Re: Scheduling downtime
Posted: Fri May 15, 2015 2:19 pm
by jdalrymple
The best description is in the Nagios Core schedule downtime page:
"Command Description
This command is used to schedule downtime for all services on a particular host. During the specified downtime, Nagios will not send notifications out about the host. Normally, a host in downtime will not send alerts about any services in a failed state. This option will explicitly set downtime for all services for this host. When the scheduled downtime expires, Nagios will send out notifications for this host as it normally would. Scheduled downtimes are preserved across program shutdowns and restarts. Both the start and end times should be specified in the following format: mm/dd/yyyy hh:mm:ss. If you select the fixed option, the downtime will be in effect between the start and end times you specify. If you do not select the fixed option, Nagios will treat this as "flexible" downtime. Flexible downtime starts when the host goes down or becomes unreachable (sometime between the start and end times you specified) and lasts as long as the duration of time you enter. The duration fields do not apply for fixed downtime. "
Re: Scheduling downtime
Posted: Fri May 15, 2015 2:27 pm
by bbailey6
ah makes a lot of sense.
well damn, I went to commit a scheduled downtime and its saying "Sorry, but you are not authorized to commit the specified command."
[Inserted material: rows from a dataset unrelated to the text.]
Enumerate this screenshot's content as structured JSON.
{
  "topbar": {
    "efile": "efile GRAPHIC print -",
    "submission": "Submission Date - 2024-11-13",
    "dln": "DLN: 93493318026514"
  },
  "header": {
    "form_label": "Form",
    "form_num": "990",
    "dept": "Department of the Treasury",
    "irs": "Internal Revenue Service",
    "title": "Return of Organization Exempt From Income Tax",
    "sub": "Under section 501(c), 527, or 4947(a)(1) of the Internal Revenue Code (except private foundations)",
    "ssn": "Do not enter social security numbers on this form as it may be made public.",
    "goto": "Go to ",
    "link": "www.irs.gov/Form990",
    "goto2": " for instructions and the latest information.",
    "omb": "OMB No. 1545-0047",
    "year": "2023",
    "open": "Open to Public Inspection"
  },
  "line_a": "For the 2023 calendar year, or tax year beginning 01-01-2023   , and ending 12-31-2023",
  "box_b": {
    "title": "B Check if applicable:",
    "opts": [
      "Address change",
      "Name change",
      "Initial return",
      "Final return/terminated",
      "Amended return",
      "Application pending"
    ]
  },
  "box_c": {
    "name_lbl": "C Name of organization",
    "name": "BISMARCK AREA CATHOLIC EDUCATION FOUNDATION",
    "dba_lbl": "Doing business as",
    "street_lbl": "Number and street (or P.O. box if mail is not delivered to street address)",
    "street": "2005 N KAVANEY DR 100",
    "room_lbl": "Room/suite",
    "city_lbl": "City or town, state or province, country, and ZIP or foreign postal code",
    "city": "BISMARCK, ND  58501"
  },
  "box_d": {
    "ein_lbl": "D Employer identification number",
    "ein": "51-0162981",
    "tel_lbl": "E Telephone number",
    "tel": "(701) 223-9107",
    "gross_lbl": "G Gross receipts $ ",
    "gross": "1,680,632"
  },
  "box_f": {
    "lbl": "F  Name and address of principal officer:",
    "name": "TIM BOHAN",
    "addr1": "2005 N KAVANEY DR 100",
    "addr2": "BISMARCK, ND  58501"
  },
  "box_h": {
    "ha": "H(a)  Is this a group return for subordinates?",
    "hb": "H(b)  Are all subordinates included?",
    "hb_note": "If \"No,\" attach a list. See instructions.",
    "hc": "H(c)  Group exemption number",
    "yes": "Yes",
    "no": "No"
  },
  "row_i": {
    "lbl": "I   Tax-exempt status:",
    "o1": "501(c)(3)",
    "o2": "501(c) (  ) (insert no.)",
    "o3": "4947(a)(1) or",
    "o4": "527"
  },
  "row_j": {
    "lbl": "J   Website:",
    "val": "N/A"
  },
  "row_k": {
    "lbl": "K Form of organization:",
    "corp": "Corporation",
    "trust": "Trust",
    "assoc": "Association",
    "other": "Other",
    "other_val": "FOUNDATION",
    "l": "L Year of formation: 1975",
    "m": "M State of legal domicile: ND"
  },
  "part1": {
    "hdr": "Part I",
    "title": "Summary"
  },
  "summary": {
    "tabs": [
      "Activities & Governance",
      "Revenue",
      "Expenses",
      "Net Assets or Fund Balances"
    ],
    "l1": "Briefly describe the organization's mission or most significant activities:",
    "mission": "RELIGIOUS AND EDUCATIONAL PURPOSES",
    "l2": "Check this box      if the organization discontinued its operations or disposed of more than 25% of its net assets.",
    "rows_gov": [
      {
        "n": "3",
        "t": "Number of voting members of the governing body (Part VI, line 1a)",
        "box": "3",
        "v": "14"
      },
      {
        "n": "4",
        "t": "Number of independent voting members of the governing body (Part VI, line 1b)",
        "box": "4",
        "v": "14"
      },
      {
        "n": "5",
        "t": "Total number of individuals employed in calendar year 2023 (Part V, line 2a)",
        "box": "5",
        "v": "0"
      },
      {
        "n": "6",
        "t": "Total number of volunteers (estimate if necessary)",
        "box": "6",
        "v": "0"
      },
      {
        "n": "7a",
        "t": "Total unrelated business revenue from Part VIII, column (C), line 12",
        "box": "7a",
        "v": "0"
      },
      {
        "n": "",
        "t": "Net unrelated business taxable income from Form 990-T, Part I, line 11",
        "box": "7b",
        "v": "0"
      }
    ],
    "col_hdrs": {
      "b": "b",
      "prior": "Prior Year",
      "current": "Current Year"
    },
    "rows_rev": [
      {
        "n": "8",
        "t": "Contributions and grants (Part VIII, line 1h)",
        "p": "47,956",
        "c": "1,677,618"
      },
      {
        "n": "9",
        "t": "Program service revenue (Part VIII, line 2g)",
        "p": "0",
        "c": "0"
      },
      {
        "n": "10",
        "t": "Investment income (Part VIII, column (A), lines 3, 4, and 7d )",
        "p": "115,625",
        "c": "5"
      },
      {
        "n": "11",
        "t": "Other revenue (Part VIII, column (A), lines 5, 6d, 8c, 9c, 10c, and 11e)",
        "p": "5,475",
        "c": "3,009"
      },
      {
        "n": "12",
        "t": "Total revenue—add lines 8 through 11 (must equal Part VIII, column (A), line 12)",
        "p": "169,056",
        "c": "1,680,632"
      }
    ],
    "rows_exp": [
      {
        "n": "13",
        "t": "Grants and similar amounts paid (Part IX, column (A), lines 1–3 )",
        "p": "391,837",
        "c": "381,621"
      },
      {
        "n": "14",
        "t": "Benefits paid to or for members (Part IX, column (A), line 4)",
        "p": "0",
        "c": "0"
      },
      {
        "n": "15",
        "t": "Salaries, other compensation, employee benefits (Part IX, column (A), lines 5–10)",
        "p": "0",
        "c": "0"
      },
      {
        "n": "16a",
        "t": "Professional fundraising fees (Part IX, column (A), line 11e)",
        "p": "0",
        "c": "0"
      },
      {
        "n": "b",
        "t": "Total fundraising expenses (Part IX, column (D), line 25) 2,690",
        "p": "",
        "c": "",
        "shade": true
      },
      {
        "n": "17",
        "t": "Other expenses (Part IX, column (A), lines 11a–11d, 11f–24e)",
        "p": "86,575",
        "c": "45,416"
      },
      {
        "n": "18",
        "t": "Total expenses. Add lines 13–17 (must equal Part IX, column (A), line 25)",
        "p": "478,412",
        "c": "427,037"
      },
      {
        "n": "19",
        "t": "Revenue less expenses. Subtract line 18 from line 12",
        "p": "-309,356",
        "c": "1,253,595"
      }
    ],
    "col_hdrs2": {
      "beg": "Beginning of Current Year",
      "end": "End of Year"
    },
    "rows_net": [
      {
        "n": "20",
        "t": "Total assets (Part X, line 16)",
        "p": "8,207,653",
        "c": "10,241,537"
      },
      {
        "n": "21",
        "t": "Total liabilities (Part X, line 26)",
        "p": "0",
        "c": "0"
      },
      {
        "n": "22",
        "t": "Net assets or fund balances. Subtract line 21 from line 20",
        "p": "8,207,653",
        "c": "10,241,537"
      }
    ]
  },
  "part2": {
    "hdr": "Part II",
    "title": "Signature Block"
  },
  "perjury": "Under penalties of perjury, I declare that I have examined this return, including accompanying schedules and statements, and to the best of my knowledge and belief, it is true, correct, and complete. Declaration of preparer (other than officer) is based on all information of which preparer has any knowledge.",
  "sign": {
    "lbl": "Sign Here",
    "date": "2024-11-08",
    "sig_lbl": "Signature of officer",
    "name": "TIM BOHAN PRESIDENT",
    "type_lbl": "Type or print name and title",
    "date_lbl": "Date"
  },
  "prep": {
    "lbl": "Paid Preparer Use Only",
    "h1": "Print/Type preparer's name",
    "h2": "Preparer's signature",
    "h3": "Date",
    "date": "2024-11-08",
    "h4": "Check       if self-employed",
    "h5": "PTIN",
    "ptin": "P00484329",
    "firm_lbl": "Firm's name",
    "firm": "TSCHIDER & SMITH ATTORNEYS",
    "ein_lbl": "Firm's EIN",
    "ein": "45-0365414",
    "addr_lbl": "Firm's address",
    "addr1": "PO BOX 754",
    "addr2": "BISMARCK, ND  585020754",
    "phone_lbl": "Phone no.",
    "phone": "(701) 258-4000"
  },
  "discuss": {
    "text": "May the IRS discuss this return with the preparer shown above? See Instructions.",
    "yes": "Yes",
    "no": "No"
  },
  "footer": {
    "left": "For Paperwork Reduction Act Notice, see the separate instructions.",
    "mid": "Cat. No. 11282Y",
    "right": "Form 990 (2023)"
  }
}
I checked my user account and I'm an admin with all the boxes checked.
Googling "Sorry, but you are not authorized to commit the specified command." returns 10 year old posts :/
hmm
ah think I might have found something:
http://tracker.nagios.org/view.php?id=387
this still an issue?
Re: Scheduling downtime
Posted: Fri May 15, 2015 2:28 pm
by jdalrymple
It's a 10 year old problem.
Can you try logged in as nagiosadmin and see if you get the same results?